Androgen Insensitivity Syndrome  – persons who have this condition have typical male genetic makeup (XY), but do not develop male characteristics.  Every embryo starts out female, and in males a big rush of the male hormone androgen during gestation activates the development of penis, testicles, etc.  Sometimes the androgen doesn’t “take.”  Genetically male people with complete AIS are to all outward appearances female, they and everyone else think they are female, and their XY chromosome pairing is unknown until discovered during genetic testing for something else.

5-alpha reductase insufficiency – those with this condition have XY chromosomes, but may be born with external gentalia that appear female, male, or ambiguous. The condition is caused by the body’s inability to produce enough dihydrotestosterone hormone, resulting in unusual sexual development before birth and then again at puberty.  Some are brought up female and some male.  Some later adopt a male persona, and some a female one.

Congenital Adrenal Hyperplasia – this condition affects both genetic females (XX) and males (XY), and is caused by an insufficiency in the production of the hormone cortisol.  Females with the condition often have external genitalia that appear male but are not.

Swyer syndrome – affected individuals have no functioning gonads (glands producing sex hormones), resulting in persons with an XY chromosome pairing who have female sexual structures. They are typically raised as female and believe that they are female.
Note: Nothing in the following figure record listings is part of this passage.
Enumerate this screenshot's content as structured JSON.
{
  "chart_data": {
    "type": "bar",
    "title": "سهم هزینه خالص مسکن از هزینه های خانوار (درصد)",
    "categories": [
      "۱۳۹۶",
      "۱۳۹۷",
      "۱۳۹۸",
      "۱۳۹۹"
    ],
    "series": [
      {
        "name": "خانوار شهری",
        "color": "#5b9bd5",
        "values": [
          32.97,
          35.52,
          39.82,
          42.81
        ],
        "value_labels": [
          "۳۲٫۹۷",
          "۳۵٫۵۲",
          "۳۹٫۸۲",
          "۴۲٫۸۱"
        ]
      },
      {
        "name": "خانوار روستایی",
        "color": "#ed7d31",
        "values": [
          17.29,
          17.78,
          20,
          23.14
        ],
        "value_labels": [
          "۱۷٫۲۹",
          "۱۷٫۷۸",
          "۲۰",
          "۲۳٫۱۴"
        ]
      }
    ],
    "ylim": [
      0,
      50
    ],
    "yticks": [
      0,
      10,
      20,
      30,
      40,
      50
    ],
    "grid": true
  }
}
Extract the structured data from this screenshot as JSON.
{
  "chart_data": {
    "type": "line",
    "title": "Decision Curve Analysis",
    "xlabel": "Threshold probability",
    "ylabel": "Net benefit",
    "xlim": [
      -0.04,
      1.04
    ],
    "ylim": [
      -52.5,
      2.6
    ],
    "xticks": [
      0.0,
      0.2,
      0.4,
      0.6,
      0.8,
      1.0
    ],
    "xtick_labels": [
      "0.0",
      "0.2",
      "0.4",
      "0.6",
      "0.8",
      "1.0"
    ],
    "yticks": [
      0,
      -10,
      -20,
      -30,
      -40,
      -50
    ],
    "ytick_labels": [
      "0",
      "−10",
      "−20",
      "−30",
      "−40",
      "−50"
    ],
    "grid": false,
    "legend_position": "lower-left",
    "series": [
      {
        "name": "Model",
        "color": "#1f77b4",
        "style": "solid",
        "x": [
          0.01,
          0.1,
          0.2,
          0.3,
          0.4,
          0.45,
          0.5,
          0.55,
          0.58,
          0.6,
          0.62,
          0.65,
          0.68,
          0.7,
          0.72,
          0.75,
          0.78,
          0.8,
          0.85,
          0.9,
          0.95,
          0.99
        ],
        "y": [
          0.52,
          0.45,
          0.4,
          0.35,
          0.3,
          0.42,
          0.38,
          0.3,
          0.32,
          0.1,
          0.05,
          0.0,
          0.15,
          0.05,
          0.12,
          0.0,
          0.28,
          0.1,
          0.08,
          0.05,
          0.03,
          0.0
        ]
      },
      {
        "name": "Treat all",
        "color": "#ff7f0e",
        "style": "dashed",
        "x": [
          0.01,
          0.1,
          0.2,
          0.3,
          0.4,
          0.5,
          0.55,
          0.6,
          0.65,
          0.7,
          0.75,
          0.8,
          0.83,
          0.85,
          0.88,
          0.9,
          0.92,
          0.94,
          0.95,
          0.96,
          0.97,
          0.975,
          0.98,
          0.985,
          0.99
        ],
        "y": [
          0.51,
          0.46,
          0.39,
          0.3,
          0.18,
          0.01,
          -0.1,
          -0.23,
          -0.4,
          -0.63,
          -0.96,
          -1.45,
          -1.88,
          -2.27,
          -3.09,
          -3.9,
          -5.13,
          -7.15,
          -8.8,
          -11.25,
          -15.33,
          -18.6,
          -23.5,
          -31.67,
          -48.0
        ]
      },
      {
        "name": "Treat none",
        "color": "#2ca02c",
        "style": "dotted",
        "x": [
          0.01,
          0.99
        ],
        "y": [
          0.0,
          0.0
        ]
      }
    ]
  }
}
There are numerous other conditions (Disorders of Sexual Differentiation or DSD) that present either an ambiguous sexual identity or a false one. There are men who have ovaries or other female organs within their bodies but are completely unaware of it until they are examined for some internal problem.  So-called “true hermaphrodites” may have a mixed-tissue “ovotestis” or an ovary on one side and a testicle on the other.

Conditions such as these are surprisingly common – as many as one in one hundred births may result in a baby of ambiguous gender of some sort.  “Intersex” is a status that has been recognized in the medical community for quite some time.  In Germany and France, a birth certificate has three options – male, female, or indeterminate. The intent is to allow for a change in the way ambiguous genitalia are dealt with at birth.  The practice has traditional been to perform gender-assignment surgery right away, but problems may arise later in life, particularly at puberty.  The third option allows for delaying gender assignment (and possible surgery) until the affected individuals are old enough to decide for themselves. [Update: Arguments for delaying gender-assignment surgery are increasing, and at least one country has banned them for infants.]

There was a time, not to terribly long ago, when it was believed that there were distinct “races” among humans, and that a person had to be one and only one of them. Science has advanced beyond that untenable idea, as have modern-thinking lay people.  Nothing about gender status or identity is that simple, either. It’s time to get over our obsession with assigning everybody one sexual identity at birth that must be maintained until the end of life.